Methods Between 1999 and 2000, baseline fasting insulin, glucose and lipids, 2 h plasma glucose, HbA1c, anthropometrics, blood pressure, medication use, smoking and history of CVD were collected from 8,533 adults aged >35 years from the population-based Australian Diabetes, Obesity and Lifestyle study. Insulin sensitivity was estimated by HOMA of insulin sensitivity (HOMA-%S). Deaths and fatal or non-fatal CVD events were ascertained through linkage to the National Death Index and medical records adjudication.

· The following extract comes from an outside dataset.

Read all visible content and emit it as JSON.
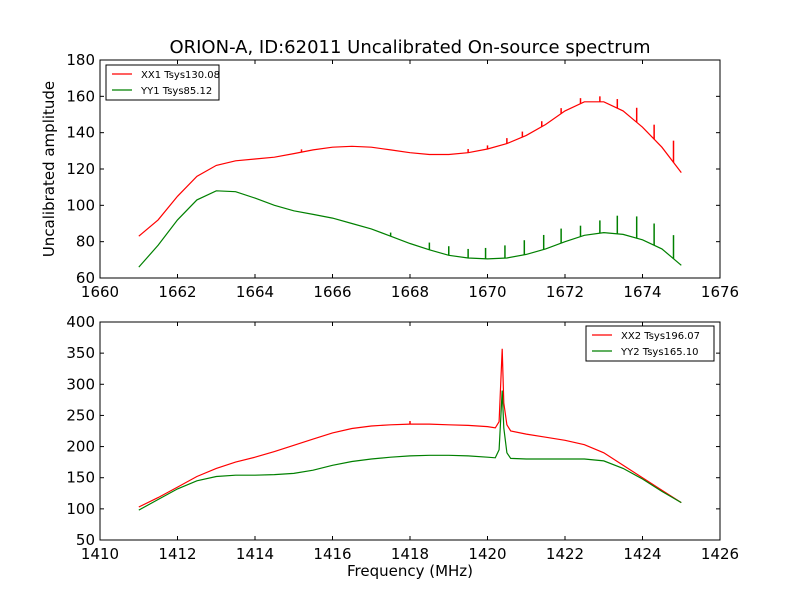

Results After a median of 5.0 years there were 277 deaths and 225 CVD events. HOMA-%S was not associated with all-cause mortality. Compared with the most insulin-sensitive quintile, the combined fatal or non-fatal CVD HR (95% CI) for quintiles of decreasing HOMA-%S were 1.1 (0.6–1.9), 1.4 (0.9–2.3), 1.6 (1.0–2.5) and 2.0 (1.3–3.1), adjusting for age and sex. Smoking, CVD history, hypertension, lipid-lowering medication, total cholesterol and waist-to-hip ratio moderately attenuated this relationship. However, the association was rendered non-significant by adding HDL. Fasting plasma glucose, but not HOMA-%S significantly improved the prediction of CVD, beyond that seen with other risk factors.
Conclusions/interpretation In this cohort, HOMA-%S showed no association with all-cause mortality and only a modest association with CVD events, largely explained by its association with HDL. Fasting plasma glucose was a better predictor of CVD than HOMA-%S.